Но тетка Ганна еще долго не могла угомониться, все ворчала под нос, и слово «старостиха» вспоминалось ей в самых разнообразных вариантах и оттенках. То с легким юмором, то с презрением, то с презрительным фырканьем, то с самыми грозными проклятьями. Наконец, она угомонилась и шла молчаливая, сосредоточенная. Потом начала внимательно приглядываться к дороге, прислушиваться к лесным звукам, тихим, приглушенным мягким снегом, который все кружил и кружил в воздухе, наряжал все в пышные снеговые уборы, поглощая лесные шорохи, превращая все вокруг в мутную, серую пелену.

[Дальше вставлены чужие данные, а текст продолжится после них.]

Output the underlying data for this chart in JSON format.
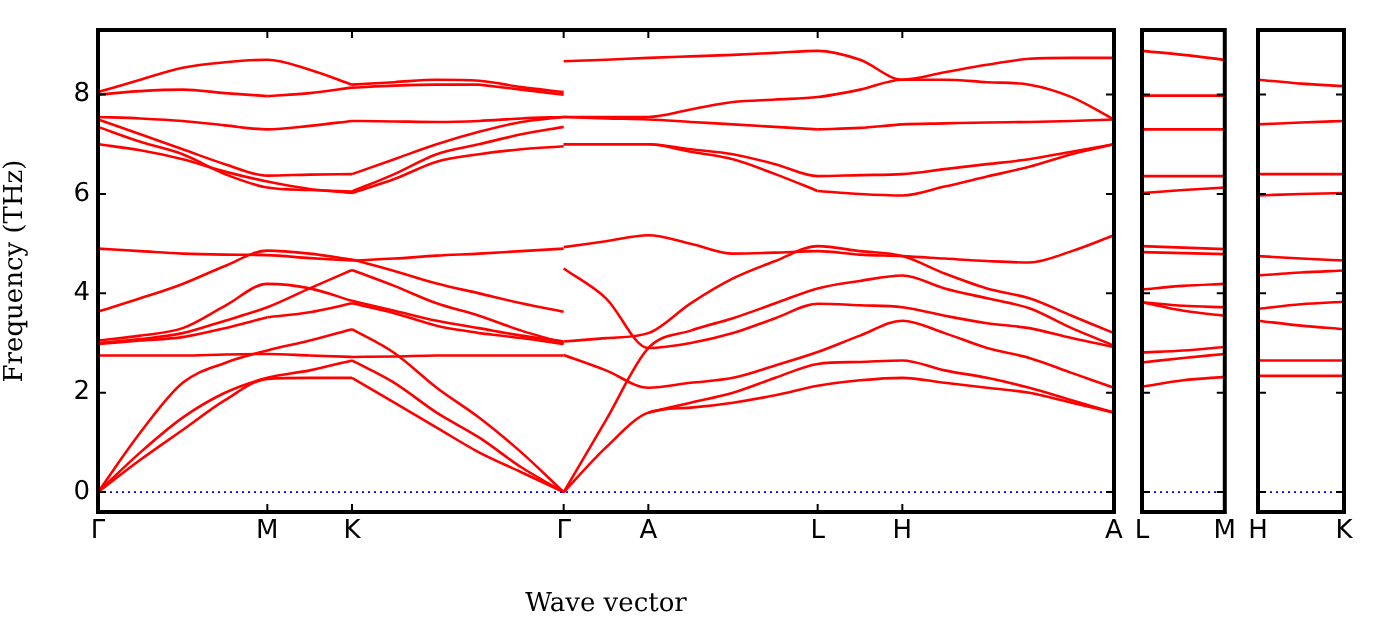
{
  "chart_data": [
    {
      "type": "line",
      "xlabel": "Wave vector",
      "ylabel": "Frequency (THz)",
      "ylim": [
        -0.4,
        9.3
      ],
      "yticks": [
        0,
        2,
        4,
        6,
        8
      ],
      "categories": [
        "Γ",
        null,
        null,
        null,
        "M",
        null,
        "K",
        null,
        null,
        null,
        null,
        "Γ",
        null,
        "A",
        null,
        null,
        null,
        "L",
        null,
        "H",
        null,
        null,
        null,
        null,
        "A"
      ],
      "legend": false,
      "grid": false,
      "marker": "none",
      "line_style": "solid",
      "ref_lines": [
        {
          "axis": "y",
          "value": 0,
          "color": "#0000ff",
          "line_style": "dotted"
        }
      ],
      "series": [
        {
          "color": "#ff0000",
          "values": [
            8.05,
            8.3,
            8.54,
            8.65,
            8.7,
            8.5,
            8.2,
            null,
            null,
            null,
            null,
            null,
            null,
            null,
            null,
            null,
            null,
            null,
            null,
            null,
            null,
            null,
            null,
            null,
            null
          ]
        },
        {
          "color": "#ff0000",
          "values": [
            8.0,
            8.07,
            8.1,
            8.03,
            7.97,
            null,
            null,
            null,
            null,
            null,
            null,
            null,
            null,
            null,
            null,
            null,
            null,
            null,
            null,
            null,
            null,
            null,
            null,
            null,
            null
          ]
        },
        {
          "color": "#ff0000",
          "values": [
            null,
            null,
            null,
            null,
            7.97,
            8.03,
            8.14,
            null,
            null,
            null,
            null,
            null,
            null,
            null,
            null,
            null,
            null,
            null,
            null,
            null,
            null,
            null,
            null,
            null,
            null
          ]
        },
        {
          "color": "#ff0000",
          "values": [
            7.55,
            7.52,
            7.47,
            7.38,
            7.3,
            7.37,
            7.47,
            null,
            null,
            null,
            null,
            null,
            null,
            null,
            null,
            null,
            null,
            null,
            null,
            null,
            null,
            null,
            null,
            null,
            null
          ]
        },
        {
          "color": "#ff0000",
          "values": [
            7.5,
            7.2,
            6.9,
            6.6,
            6.37,
            6.39,
            6.4,
            null,
            null,
            null,
            null,
            null,
            null,
            null,
            null,
            null,
            null,
            null,
            null,
            null,
            null,
            null,
            null,
            null,
            null
          ]
        },
        {
          "color": "#ff0000",
          "values": [
            7.35,
            7.05,
            6.8,
            6.4,
            6.13,
            6.08,
            6.05,
            null,
            null,
            null,
            null,
            null,
            null,
            null,
            null,
            null,
            null,
            null,
            null,
            null,
            null,
            null,
            null,
            null,
            null
          ]
        },
        {
          "color": "#ff0000",
          "values": [
            7.0,
            6.88,
            6.7,
            6.45,
            6.25,
            6.1,
            6.02,
            null,
            null,
            null,
            null,
            null,
            null,
            null,
            null,
            null,
            null,
            null,
            null,
            null,
            null,
            null,
            null,
            null,
            null
          ]
        },
        {
          "color": "#ff0000",
          "values": [
            4.9,
            4.85,
            4.8,
            4.78,
            4.77,
            4.71,
            4.66,
            null,
            null,
            null,
            null,
            null,
            null,
            null,
            null,
            null,
            null,
            null,
            null,
            null,
            null,
            null,
            null,
            null,
            null
          ]
        },
        {
          "color": "#ff0000",
          "values": [
            3.63,
            3.9,
            4.19,
            4.55,
            4.86,
            4.8,
            4.68,
            null,
            null,
            null,
            null,
            null,
            null,
            null,
            null,
            null,
            null,
            null,
            null,
            null,
            null,
            null,
            null,
            null,
            null
          ]
        },
        {
          "color": "#ff0000",
          "values": [
            3.05,
            3.15,
            3.3,
            3.75,
            4.19,
            4.1,
            3.85,
            null,
            null,
            null,
            null,
            null,
            null,
            null,
            null,
            null,
            null,
            null,
            null,
            null,
            null,
            null,
            null,
            null,
            null
          ]
        },
        {
          "color": "#ff0000",
          "values": [
            3.0,
            3.08,
            3.2,
            3.45,
            3.72,
            4.1,
            4.47,
            null,
            null,
            null,
            null,
            null,
            null,
            null,
            null,
            null,
            null,
            null,
            null,
            null,
            null,
            null,
            null,
            null,
            null
          ]
        },
        {
          "color": "#ff0000",
          "values": [
            2.98,
            3.05,
            3.12,
            3.3,
            3.52,
            null,
            null,
            null,
            null,
            null,
            null,
            null,
            null,
            null,
            null,
            null,
            null,
            null,
            null,
            null,
            null,
            null,
            null,
            null,
            null
          ]
        },
        {
          "color": "#ff0000",
          "values": [
            null,
            null,
            null,
            null,
            3.52,
            3.62,
            3.8,
            null,
            null,
            null,
            null,
            null,
            null,
            null,
            null,
            null,
            null,
            null,
            null,
            null,
            null,
            null,
            null,
            null,
            null
          ]
        },
        {
          "color": "#ff0000",
          "values": [
            2.75,
            2.75,
            2.75,
            2.77,
            2.78,
            2.75,
            2.72,
            null,
            null,
            null,
            null,
            null,
            null,
            null,
            null,
            null,
            null,
            null,
            null,
            null,
            null,
            null,
            null,
            null,
            null
          ]
        },
        {
          "color": "#ff0000",
          "values": [
            0,
            1.2,
            2.2,
            2.6,
            2.85,
            3.05,
            3.28,
            null,
            null,
            null,
            null,
            null,
            null,
            null,
            null,
            null,
            null,
            null,
            null,
            null,
            null,
            null,
            null,
            null,
            null
          ]
        },
        {
          "color": "#ff0000",
          "values": [
            0,
            0.8,
            1.5,
            2.0,
            2.3,
            2.45,
            2.65,
            null,
            null,
            null,
            null,
            null,
            null,
            null,
            null,
            null,
            null,
            null,
            null,
            null,
            null,
            null,
            null,
            null,
            null
          ]
        },
        {
          "color": "#ff0000",
          "values": [
            0,
            0.65,
            1.25,
            1.85,
            2.28,
            2.3,
            2.3,
            null,
            null,
            null,
            null,
            null,
            null,
            null,
            null,
            null,
            null,
            null,
            null,
            null,
            null,
            null,
            null,
            null,
            null
          ]
        },
        {
          "color": "#ff0000",
          "values": [
            null,
            null,
            null,
            null,
            null,
            null,
            8.2,
            8.25,
            8.3,
            8.28,
            8.15,
            8.05,
            null,
            null,
            null,
            null,
            null,
            null,
            null,
            null,
            null,
            null,
            null,
            null,
            null
          ]
        },
        {
          "color": "#ff0000",
          "values": [
            null,
            null,
            null,
            null,
            null,
            null,
            8.14,
            8.18,
            8.2,
            8.2,
            null,
            null,
            null,
            null,
            null,
            null,
            null,
            null,
            null,
            null,
            null,
            null,
            null,
            null,
            null
          ]
        },
        {
          "color": "#ff0000",
          "values": [
            null,
            null,
            null,
            null,
            null,
            null,
            null,
            null,
            null,
            8.2,
            8.1,
            8.0,
            null,
            null,
            null,
            null,
            null,
            null,
            null,
            null,
            null,
            null,
            null,
            null,
            null
          ]
        },
        {
          "color": "#ff0000",
          "values": [
            null,
            null,
            null,
            null,
            null,
            null,
            7.47,
            7.46,
            7.45,
            7.47,
            7.52,
            7.55,
            null,
            null,
            null,
            null,
            null,
            null,
            null,
            null,
            null,
            null,
            null,
            null,
            null
          ]
        },
        {
          "color": "#ff0000",
          "values": [
            null,
            null,
            null,
            null,
            null,
            null,
            6.4,
            6.7,
            7.0,
            7.25,
            7.45,
            7.55,
            null,
            null,
            null,
            null,
            null,
            null,
            null,
            null,
            null,
            null,
            null,
            null,
            null
          ]
        },
        {
          "color": "#ff0000",
          "values": [
            null,
            null,
            null,
            null,
            null,
            null,
            6.05,
            6.4,
            6.8,
            7.0,
            7.2,
            7.35,
            null,
            null,
            null,
            null,
            null,
            null,
            null,
            null,
            null,
            null,
            null,
            null,
            null
          ]
        },
        {
          "color": "#ff0000",
          "values": [
            null,
            null,
            null,
            null,
            null,
            null,
            6.02,
            6.3,
            6.65,
            6.8,
            6.9,
            6.96,
            null,
            null,
            null,
            null,
            null,
            null,
            null,
            null,
            null,
            null,
            null,
            null,
            null
          ]
        },
        {
          "color": "#ff0000",
          "values": [
            null,
            null,
            null,
            null,
            null,
            null,
            4.66,
            4.7,
            4.76,
            4.8,
            4.85,
            4.9,
            null,
            null,
            null,
            null,
            null,
            null,
            null,
            null,
            null,
            null,
            null,
            null,
            null
          ]
        },
        {
          "color": "#ff0000",
          "values": [
            null,
            null,
            null,
            null,
            null,
            null,
            4.68,
            4.45,
            4.2,
            4.0,
            3.8,
            3.63,
            null,
            null,
            null,
            null,
            null,
            null,
            null,
            null,
            null,
            null,
            null,
            null,
            null
          ]
        },
        {
          "color": "#ff0000",
          "values": [
            null,
            null,
            null,
            null,
            null,
            null,
            3.85,
            3.65,
            3.45,
            3.3,
            3.15,
            3.03,
            null,
            null,
            null,
            null,
            null,
            null,
            null,
            null,
            null,
            null,
            null,
            null,
            null
          ]
        },
        {
          "color": "#ff0000",
          "values": [
            null,
            null,
            null,
            null,
            null,
            null,
            4.47,
            4.15,
            3.8,
            3.55,
            3.25,
            3.0,
            null,
            null,
            null,
            null,
            null,
            null,
            null,
            null,
            null,
            null,
            null,
            null,
            null
          ]
        },
        {
          "color": "#ff0000",
          "values": [
            null,
            null,
            null,
            null,
            null,
            null,
            3.8,
            3.6,
            3.35,
            3.2,
            null,
            null,
            null,
            null,
            null,
            null,
            null,
            null,
            null,
            null,
            null,
            null,
            null,
            null,
            null
          ]
        },
        {
          "color": "#ff0000",
          "values": [
            null,
            null,
            null,
            null,
            null,
            null,
            null,
            null,
            null,
            3.2,
            3.1,
            2.98,
            null,
            null,
            null,
            null,
            null,
            null,
            null,
            null,
            null,
            null,
            null,
            null,
            null
          ]
        },
        {
          "color": "#ff0000",
          "values": [
            null,
            null,
            null,
            null,
            null,
            null,
            2.72,
            2.73,
            2.75,
            2.75,
            2.75,
            2.75,
            null,
            null,
            null,
            null,
            null,
            null,
            null,
            null,
            null,
            null,
            null,
            null,
            null
          ]
        },
        {
          "color": "#ff0000",
          "values": [
            null,
            null,
            null,
            null,
            null,
            null,
            3.28,
            2.8,
            2.1,
            1.5,
            0.8,
            0,
            null,
            null,
            null,
            null,
            null,
            null,
            null,
            null,
            null,
            null,
            null,
            null,
            null
          ]
        },
        {
          "color": "#ff0000",
          "values": [
            null,
            null,
            null,
            null,
            null,
            null,
            2.65,
            2.2,
            1.6,
            1.1,
            0.5,
            0,
            null,
            null,
            null,
            null,
            null,
            null,
            null,
            null,
            null,
            null,
            null,
            null,
            null
          ]
        },
        {
          "color": "#ff0000",
          "values": [
            null,
            null,
            null,
            null,
            null,
            null,
            2.3,
            1.8,
            1.3,
            0.8,
            0.4,
            0,
            null,
            null,
            null,
            null,
            null,
            null,
            null,
            null,
            null,
            null,
            null,
            null,
            null
          ]
        },
        {
          "color": "#ff0000",
          "values": [
            null,
            null,
            null,
            null,
            null,
            null,
            null,
            null,
            null,
            null,
            null,
            8.67,
            8.7,
            8.74,
            8.77,
            8.8,
            8.84,
            8.88,
            8.7,
            8.3,
            8.45,
            8.6,
            8.72,
            8.74,
            8.74
          ]
        },
        {
          "color": "#ff0000",
          "values": [
            null,
            null,
            null,
            null,
            null,
            null,
            null,
            null,
            null,
            null,
            null,
            7.55,
            7.55,
            7.55,
            7.7,
            7.85,
            7.9,
            7.95,
            8.1,
            8.3,
            8.3,
            8.25,
            8.2,
            7.95,
            7.5
          ]
        },
        {
          "color": "#ff0000",
          "values": [
            null,
            null,
            null,
            null,
            null,
            null,
            null,
            null,
            null,
            null,
            null,
            7.55,
            7.52,
            7.5,
            7.45,
            7.4,
            7.35,
            7.3,
            null,
            null,
            null,
            null,
            null,
            null,
            null
          ]
        },
        {
          "color": "#ff0000",
          "values": [
            null,
            null,
            null,
            null,
            null,
            null,
            null,
            null,
            null,
            null,
            null,
            null,
            null,
            null,
            null,
            null,
            null,
            7.3,
            7.33,
            7.4,
            7.42,
            7.44,
            7.45,
            7.47,
            7.5
          ]
        },
        {
          "color": "#ff0000",
          "values": [
            null,
            null,
            null,
            null,
            null,
            null,
            null,
            null,
            null,
            null,
            null,
            7.0,
            7.0,
            7.0,
            6.9,
            6.8,
            6.6,
            6.36,
            6.38,
            6.4,
            6.5,
            6.6,
            6.7,
            6.85,
            7.0
          ]
        },
        {
          "color": "#ff0000",
          "values": [
            null,
            null,
            null,
            null,
            null,
            null,
            null,
            null,
            null,
            null,
            null,
            7.0,
            7.0,
            7.0,
            6.85,
            6.7,
            6.4,
            6.06,
            null,
            null,
            null,
            null,
            null,
            null,
            null
          ]
        },
        {
          "color": "#ff0000",
          "values": [
            null,
            null,
            null,
            null,
            null,
            null,
            null,
            null,
            null,
            null,
            null,
            null,
            null,
            null,
            null,
            null,
            null,
            6.06,
            6.0,
            5.97,
            6.15,
            6.35,
            6.55,
            6.8,
            7.0
          ]
        },
        {
          "color": "#ff0000",
          "values": [
            null,
            null,
            null,
            null,
            null,
            null,
            null,
            null,
            null,
            null,
            null,
            4.93,
            5.05,
            5.17,
            5.0,
            4.8,
            4.82,
            4.85,
            4.78,
            4.75,
            4.7,
            4.65,
            4.62,
            4.85,
            5.17
          ]
        },
        {
          "color": "#ff0000",
          "values": [
            null,
            null,
            null,
            null,
            null,
            null,
            null,
            null,
            null,
            null,
            null,
            4.5,
            3.9,
            2.9,
            3.0,
            3.2,
            3.5,
            3.79,
            3.76,
            3.72,
            3.55,
            3.4,
            3.3,
            3.1,
            2.92
          ]
        },
        {
          "color": "#ff0000",
          "values": [
            null,
            null,
            null,
            null,
            null,
            null,
            null,
            null,
            null,
            null,
            null,
            3.03,
            3.1,
            3.2,
            3.8,
            4.3,
            4.65,
            4.95,
            4.85,
            4.75,
            4.4,
            4.1,
            3.9,
            3.55,
            3.2
          ]
        },
        {
          "color": "#ff0000",
          "values": [
            null,
            null,
            null,
            null,
            null,
            null,
            null,
            null,
            null,
            null,
            null,
            0,
            1.45,
            2.9,
            3.25,
            3.5,
            3.8,
            4.1,
            4.25,
            4.36,
            4.1,
            3.9,
            3.7,
            3.3,
            2.95
          ]
        },
        {
          "color": "#ff0000",
          "values": [
            null,
            null,
            null,
            null,
            null,
            null,
            null,
            null,
            null,
            null,
            null,
            2.76,
            2.45,
            2.1,
            2.2,
            2.3,
            2.55,
            2.82,
            3.15,
            3.45,
            3.2,
            2.9,
            2.7,
            2.4,
            2.1
          ]
        },
        {
          "color": "#ff0000",
          "values": [
            null,
            null,
            null,
            null,
            null,
            null,
            null,
            null,
            null,
            null,
            null,
            0,
            0.9,
            1.6,
            1.7,
            1.8,
            1.95,
            2.14,
            2.25,
            2.3,
            2.2,
            2.1,
            2.0,
            1.8,
            1.6
          ]
        },
        {
          "color": "#ff0000",
          "values": [
            null,
            null,
            null,
            null,
            null,
            null,
            null,
            null,
            null,
            null,
            null,
            null,
            null,
            1.6,
            1.8,
            2.0,
            2.3,
            2.58,
            2.62,
            2.65,
            2.45,
            2.3,
            2.1,
            1.85,
            1.6
          ]
        }
      ]
    },
    {
      "type": "line",
      "ylim": [
        -0.4,
        9.3
      ],
      "yticks": [
        0,
        2,
        4,
        6,
        8
      ],
      "tick_labels": "x",
      "categories": [
        "L",
        null,
        "M"
      ],
      "legend": false,
      "grid": false,
      "marker": "none",
      "line_style": "solid",
      "ref_lines": [
        {
          "axis": "y",
          "value": 0,
          "color": "#0000ff",
          "line_style": "dotted"
        }
      ],
      "series": [
        {
          "color": "#ff0000",
          "values": [
            8.88,
            8.8,
            8.7
          ]
        },
        {
          "color": "#ff0000",
          "values": [
            7.98,
            7.98,
            7.98
          ]
        },
        {
          "color": "#ff0000",
          "values": [
            7.3,
            7.3,
            7.3
          ]
        },
        {
          "color": "#ff0000",
          "values": [
            6.36,
            6.36,
            6.36
          ]
        },
        {
          "color": "#ff0000",
          "values": [
            6.02,
            6.08,
            6.13
          ]
        },
        {
          "color": "#ff0000",
          "values": [
            4.95,
            4.92,
            4.89
          ]
        },
        {
          "color": "#ff0000",
          "values": [
            4.83,
            4.81,
            4.79
          ]
        },
        {
          "color": "#ff0000",
          "values": [
            4.08,
            4.15,
            4.19
          ]
        },
        {
          "color": "#ff0000",
          "values": [
            3.82,
            3.75,
            3.72
          ]
        },
        {
          "color": "#ff0000",
          "values": [
            3.82,
            3.65,
            3.55
          ]
        },
        {
          "color": "#ff0000",
          "values": [
            2.81,
            2.85,
            2.92
          ]
        },
        {
          "color": "#ff0000",
          "values": [
            2.61,
            2.7,
            2.78
          ]
        },
        {
          "color": "#ff0000",
          "values": [
            2.12,
            2.25,
            2.32
          ]
        }
      ]
    },
    {
      "type": "line",
      "ylim": [
        -0.4,
        9.3
      ],
      "yticks": [
        0,
        2,
        4,
        6,
        8
      ],
      "tick_labels": "x",
      "categories": [
        "H",
        null,
        "K"
      ],
      "legend": false,
      "grid": false,
      "marker": "none",
      "line_style": "solid",
      "ref_lines": [
        {
          "axis": "y",
          "value": 0,
          "color": "#0000ff",
          "line_style": "dotted"
        }
      ],
      "series": [
        {
          "color": "#ff0000",
          "values": [
            8.3,
            8.22,
            8.17
          ]
        },
        {
          "color": "#ff0000",
          "values": [
            7.4,
            7.44,
            7.47
          ]
        },
        {
          "color": "#ff0000",
          "values": [
            6.4,
            6.4,
            6.4
          ]
        },
        {
          "color": "#ff0000",
          "values": [
            5.97,
            6.0,
            6.02
          ]
        },
        {
          "color": "#ff0000",
          "values": [
            4.75,
            4.7,
            4.66
          ]
        },
        {
          "color": "#ff0000",
          "values": [
            4.36,
            4.42,
            4.46
          ]
        },
        {
          "color": "#ff0000",
          "values": [
            3.69,
            3.78,
            3.83
          ]
        },
        {
          "color": "#ff0000",
          "values": [
            3.45,
            3.35,
            3.28
          ]
        },
        {
          "color": "#ff0000",
          "values": [
            2.65,
            2.65,
            2.65
          ]
        },
        {
          "color": "#ff0000",
          "values": [
            2.34,
            2.34,
            2.34
          ]
        }
      ]
    }
  ]
}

Внезапно из-за купы заснеженных елей раздалось громкое, пронзительное:

– Стой, кто едет?

И тетка Ганна, словно давно ждала этого, спокойно ответила:

– Свои. По дрова едем. Нет ли у вас тут хорошей березы?

– Береза всегда найдется.

И тетка Ганна, словно разбуженная лесным человеческим голосом, остановила коней, сразу засуетилась возле саней, разгоняя ночную дремоту, и весело скомандовала:

– А ну, слезайте, мои воины! Приехали. Дальше мне с вами не по дороге.

И к Артему Исаковичу:

– А ты не сердись на меня. Не нам сетовать друг на друга в такое время. И твоя вот жизнь, Артем Исакович, ломается. Спать бы тебе теперь в своей постели да хорошие сны про своих больных видеть. Тебе ли, Артем Исакович, в твои немолодые годы в такую дорогу подаваться? Но что ты сделаешь? Дай тебе боже всякой удачи! Дай боже, чтобы мы с тобой еще увиделись – и не раз, и не два! Гляди только, береги вот здоровье! Им, молодым, что? Им и мороз, и ветер нипочем. А нам с тобой, не те уже года… Ну, бывай!..

И она обняла его, поцеловала. Отошла на шаг, посмотрела еще и уже сердито прикрикнула на трех человек с винтовками, подошедших к саням:

– Вы мне глядите! Чтобы хорошенько берегли ого… Это же наш доктор. А в случае чего, обиды какой или недосмотра, так я вас из-под земли достану, найду на вас управу, не погляжу, что вы вояки!

– Слушаем вашу команду! – весело грянули в ответ партизаны и принялись помогать приезжим собирать их несложные пожитки. Александр Демьянович и Блещик тепло попрощались с грозной «старостихой», которая уже поворачивала коней, чтобы ехать в обратный путь.